Investors in the Funds participate in the overall investment program for the applicable Fund,
but may be excused from a particular investment due to legal, regulatory or other agreed-upon
circumstances pursuant to the relevant governing documents. The Funds and the General Partners have,
and may in the future, entered into side letters or other similar agreements (“Side Letters”) with certain
Investors that have the effect of establishing rights under, or altering or supplementing the terms
(including economic or other terms) of, the relevant governing documents with respect to such
Investors.
Additionally, from time to time and as permitted by the relevant governing documents, the
Adviser expects to provide (or to agree to provide) co-investment opportunities (including the
opportunity to participate in co-invest vehicles) to certain Investors or other persons, including other
sponsors, market participants, finders, consultants and other service providers, the Adviser’s personnel
and/or certain other persons associated with the Adviser and/or its affiliates (e.g., a vehicle formed by
the Principals to co-invest alongside a particular Fund’s transactions).
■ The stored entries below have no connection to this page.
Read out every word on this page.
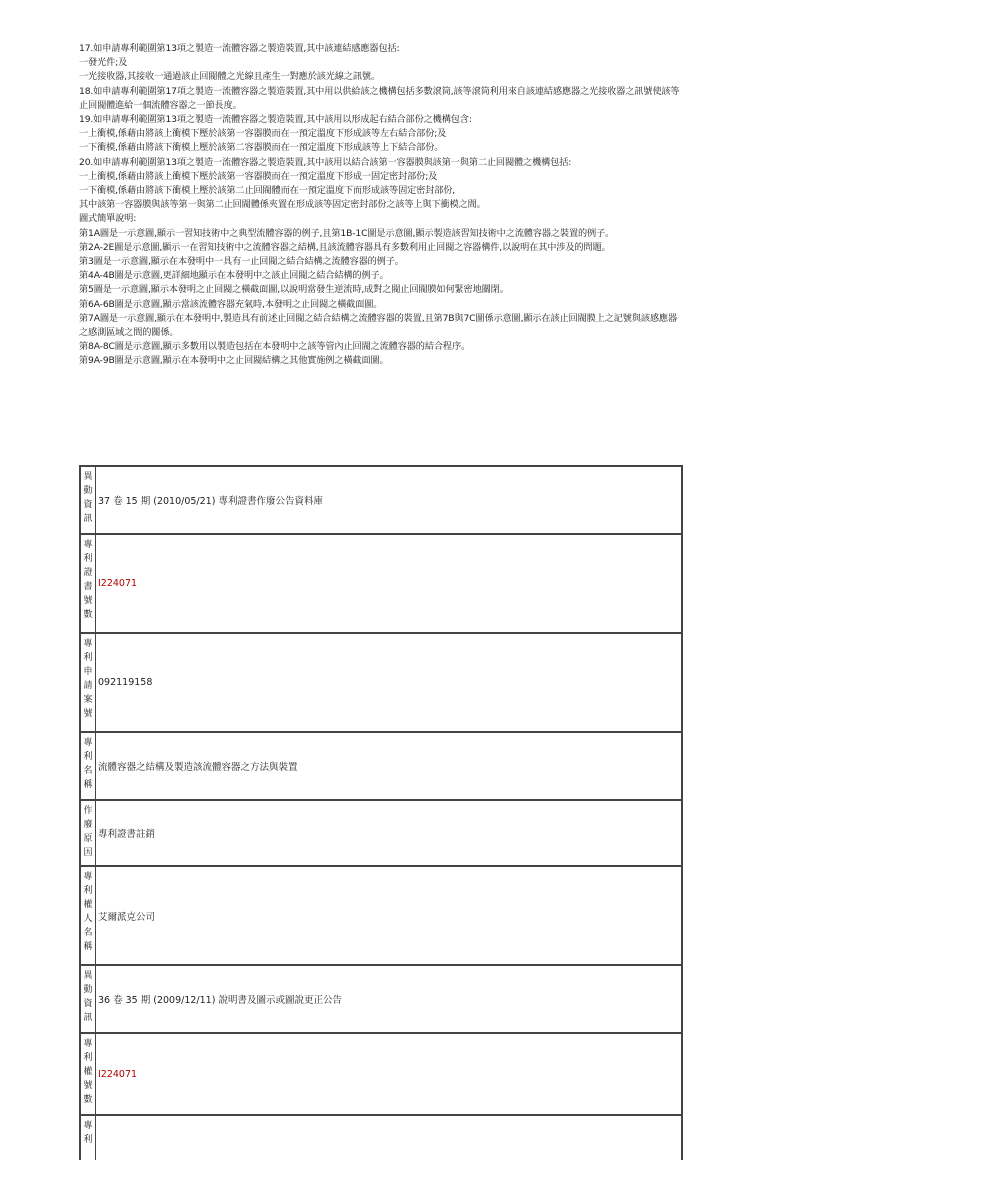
17.如申請專利範圍第13項之製造一流體容器之製造裝置,其中該連結感應器包括:
一發光件;及
一光接收器,其接收一通過該止回閥體之光線且產生一對應於該光線之訊號。
18.如申請專利範圍第17項之製造一流體容器之製造裝置,其中用以供給該之機構包括多數滾筒,該等滾筒利用來自該連結感應器之光接收器之訊號使該等止回閥體進給一個流體容器之一節長度。
19.如申請專利範圍第13項之製造一流體容器之製造裝置,其中該用以形成起右結合部份之機構包含:
一上衝模,係藉由將該上衝模下壓於該第一容器膜而在一預定溫度下形成該等左右結合部份;及
一下衝模,係藉由將該下衝模上壓於該第二容器膜而在一預定溫度下形成該等上下結合部份。
20.如申請專利範圍第13項之製造一流體容器之製造裝置,其中該用以結合該第一容器膜與該第一與第二止回閥體之機構包括:
一上衝模,係藉由將該上衝模下壓於該第一容器膜而在一預定溫度下形成一固定密封部份;及
一下衝模,係藉由將該下衝模上壓於該第二止回閥體而在一預定溫度下而形成該等固定密封部份,
其中該第一容器膜與該等第一與第二止回閥體係夾置在形成該等固定密封部份之該等上與下衝模之間。
圖式簡單說明:
第1A圖是一示意圖,顯示一習知技術中之典型流體容器的例子,且第1B-1C圖是示意圖,顯示製造該習知技術中之流體容器之裝置的例子。
第2A-2E圖是示意圖,顯示一在習知技術中之流體容器之結構,且該流體容器具有多數利用止回閥之容器構件,以說明在其中涉及的問題。
第3圖是一示意圖,顯示在本發明中一具有一止回閥之結合結構之流體容器的例子。
第4A-4B圖是示意圖,更詳細地顯示在本發明中之該止回閥之結合結構的例子。
第5圖是一示意圖,顯示本發明之止回閥之橫截面圖,以說明當發生逆流時,成對之閥止回閥膜如何緊密地關閉。
第6A-6B圖是示意圖,顯示當該流體容器充氣時,本發明之止回閥之橫截面圖。
第7A圖是一示意圖,顯示在本發明中,製造具有前述止回閥之結合結構之流體容器的裝置,且第7B與7C圖係示意圖,顯示在該止回閥膜上之記號與該感應器之感測區域之間的關係。
第8A-8C圖是示意圖,顯示多數用以製造包括在本發明中之該等管內止回閥之流體容器的結合程序。
第9A-9B圖是示意圖,顯示在本發明中之止回閥結構之其他實施例之橫截面圖。
異動資訊
37 卷 15 期 (2010/05/21) 專利證書作廢公告資料庫
專利證書號數
I224071
專利申請案號
092119158
專利名稱
流體容器之結構及製造該流體容器之方法與裝置
作廢原因
專利證書註銷
專利權人名稱
艾爾派克公司
異動資訊
36 卷 35 期 (2009/12/11) 說明書及圖示或圖說更正公告
專利權號數
I224071
專利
Such co-investments typically
involve investment and disposal of interests in the applicable portfolio company at the same time and
on the same terms as the Fund making the investment. However, from time to time, for strategic and
other reasons, a co-investor or co-invest vehicle may purchase a portion of an investment from one or
more Funds after such Funds have consummated their investment in the portfolio company (also known
as a post-closing sell-down or transfer). Any such purchase from a Fund by a co-investor or co-invest
vehicle generally occurs shortly after the Fund’s completion of the investment to avoid any changes in
valuation of the investment. Where appropriate, and in the Adviser’s sole discretion, the Adviser is
authorized to charge interest on the purchase to the co-investor or co-invest vehicle (or otherwise
equitably to adjust the purchase price under certain conditions), and to seek reimbursement to the
relevant Fund for related costs and expenses. However, to the extent such amounts are not so charged
or reimbursed, they generally will be borne by the relevant Fund.
As of December 31, 2023, the Adviser manages approximately $920,048,639 in Client assets
on a discretionary basis through the Funds. The Adviser is controlled by the Principals.